内視鏡外来

内視鏡外来での実習。
初めての一人は不安だし、
指導ナースが厳しかったらどうしよう、と良く眠れなかった。

(なかなか寝付けなかったのに
クリニカルグループの教授が朝の五時に電話をくれた(涙)
「今日はいつもの病院じゃなくて、内視鏡に行くの、知ってるわね?
確認しとこうと思って。」
電話をくださったのはありがたいが、時間が、ちょっと早すぎじゃないですか教授?)

昨日、スキルブックで内視鏡の予習だけはしたが、やっぱり実技が不安。
クリニカルスキル不足をクラスの多くが痛感していながらも、筆記試験重視のため、実技の練習にわざわざ時間を割かずに今までの三学期を過ごしてきたというのが現状。
今日は救急外来に行くウンヨンも
「自動の血圧計ばかり使ってきたから、マニュアルでの血圧のとり方
忘れちゃった。心電図のリードの貼り方もわからない…心配だなあ」
皆、わかってはいるけれど、どうしても及第落第にかかわる筆記試験がメインになってしまう。
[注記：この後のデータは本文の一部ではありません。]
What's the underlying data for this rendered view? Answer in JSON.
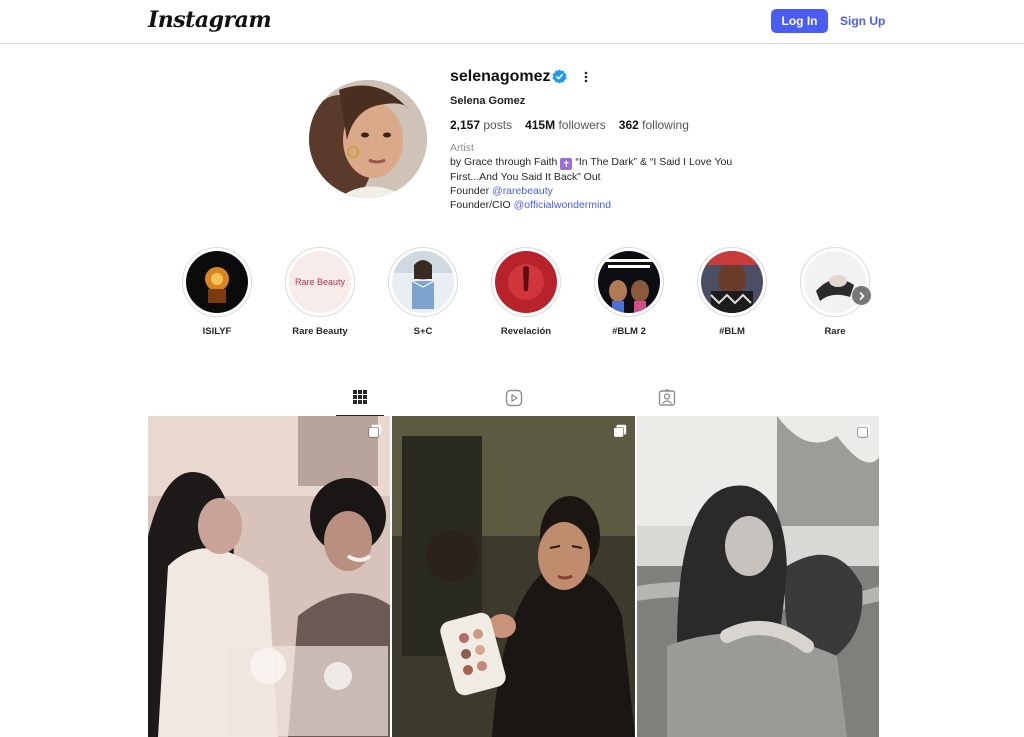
{
  "header": {
    "logo": "Instagram",
    "login_label": "Log In",
    "signup_label": "Sign Up"
  },
  "profile": {
    "username": "selenagomez",
    "verified": true,
    "full_name": "Selena Gomez",
    "stats": {
      "posts_count": "2,157",
      "posts_label": "posts",
      "followers_count": "415M",
      "followers_label": "followers",
      "following_count": "362",
      "following_label": "following"
    },
    "bio": {
      "category": "Artist",
      "line1_a": "by Grace through Faith",
      "line1_b": "“In The Dark” & “I Said I Love You",
      "line2": "First...And You Said It Back” Out",
      "founder_prefix": "Founder",
      "founder_link": "@rarebeauty",
      "cio_prefix": "Founder/CIO",
      "cio_link": "@officialwondermind"
    }
  },
  "highlights": [
    {
      "label": "ISILYF"
    },
    {
      "label": "Rare Beauty",
      "inner_text": "Rare Beauty"
    },
    {
      "label": "S+C"
    },
    {
      "label": "Revelación"
    },
    {
      "label": "#BLM 2"
    },
    {
      "label": "#BLM"
    },
    {
      "label": "Rare"
    }
  ],
  "tabs": [
    {
      "icon": "grid-icon",
      "active": true
    },
    {
      "icon": "reels-icon",
      "active": false
    },
    {
      "icon": "tagged-icon",
      "active": false
    }
  ],
  "posts": [
    {
      "type": "carousel"
    },
    {
      "type": "carousel"
    },
    {
      "type": "carousel"
    }
  ],
  "colors": {
    "accent": "#4a5df0",
    "verified": "#1d9bf0",
    "border": "#dbdbdb"
  }
}
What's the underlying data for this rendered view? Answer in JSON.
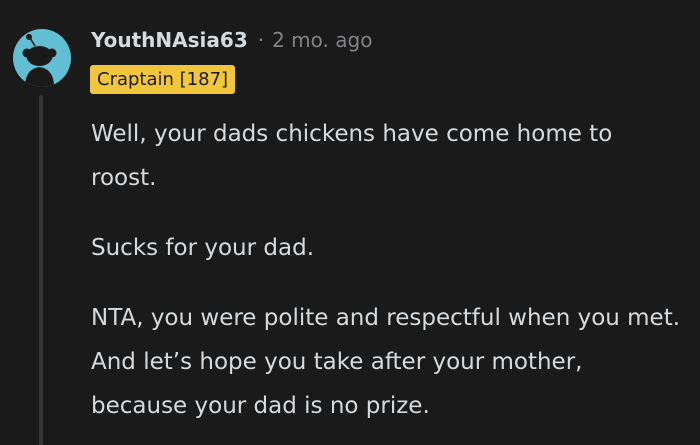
{
  "comment": {
    "username": "YouthNAsia63",
    "separator": "·",
    "timestamp": "2 mo. ago",
    "flair": "Craptain [187]",
    "paragraphs": [
      "Well, your dads chickens have come home to roost.",
      "Sucks for your dad.",
      "NTA, you were polite and respectful when you met. And let’s hope you take after your mother, because your dad is no prize."
    ]
  },
  "colors": {
    "background": "#1a1a1b",
    "avatar_bg": "#62bed3",
    "flair_bg": "#f2c63c",
    "text": "#d7dadc",
    "meta_text": "#818384"
  },
  "icons": {
    "avatar": "reddit-snoo-avatar-icon"
  }
}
とにかく(地下鉄の乗り継ぎを間違えるほど)緊張しつつ、みぞれの中を病院へ向かった。

でも、ふたを開けてみれば、温かく迎えられたのだ。
内視鏡外来の入り口から入ると、セキュリティか事務の大柄な黒人男性がにっこりと
「今日、私達にジョインする学生だね?こっちへいらっしゃい。」
と待っていてくれたかのように、チーフナースのところへ連れて行ってくれた。

ほとんどのドクターもナースも終始親切で
ジョークを言ったり、丁寧に教えてくれたり。
私の指導ナース、マリーアンは金魚のふんのようにまとわりつく私を疎んじる事なく丁寧に説明してくれる。私が教わったばかりの心電図のリードの位置を間違ってピーーーーーーーーーーーーーーーとアラームを鳴らしても怒りもしなければため息もつかず、「こうやって覚えると忘れないのよ」とこつを教えてくれたりする。
居心地がよかったので、本来は3時までの実習だが、そのまま手伝いながら4時半まで残っていた。
「あれ、学生まだいるの?」とチーフナースが笑ったのでマリーアンが
「3時前にサインしてあげたのに、もう少し見学してもいいですか?って言って残って手伝ってるの。勉強熱心なのね」
チーフナースは「そういう姿勢って、とてもいいことよ。卒業したらぜひここへ働きに来てほしい」
マリーアンも私が帰りに挨拶にいったら、同じ事をいってくれた。

うれしーーー! 
もちろんそれは仕事をオファーされたのではないけれど、一番のほめ言葉だ。
足手まといな学生なはずなのに、それでも好感をもたれ、態度が前向きだと評価してもらえた事が嬉しかった。

雪の中、教科書の品揃えが豊富なユニオンスクエア近くの書店へ問題集を買いに行ったら
クラスメートのウィオレッタがいた。彼女も、クリニカルの後で病院からはるばる歩いてこの書店へテューターが薦めた問題集を買いにきたのだ。みんな、今週の試験がかなり応えてるのね。
二人して同じものを購入。
問題集のくせに高いのよ。53ドル。それでも良いと聞いたらついつい買っちゃう看護学生は金づるだー。

カボは夕方、私が病院を出たのと同じ頃に
バルチモアから西部へ戻って行った。
NYではなく、雪の降っていないバルチモアで良かった!
NYあたり、すごい吹雪になってるんだもん。

明日は待ちに待った休み。久しぶりに目覚ましをかけずに眠れるのがうれしい。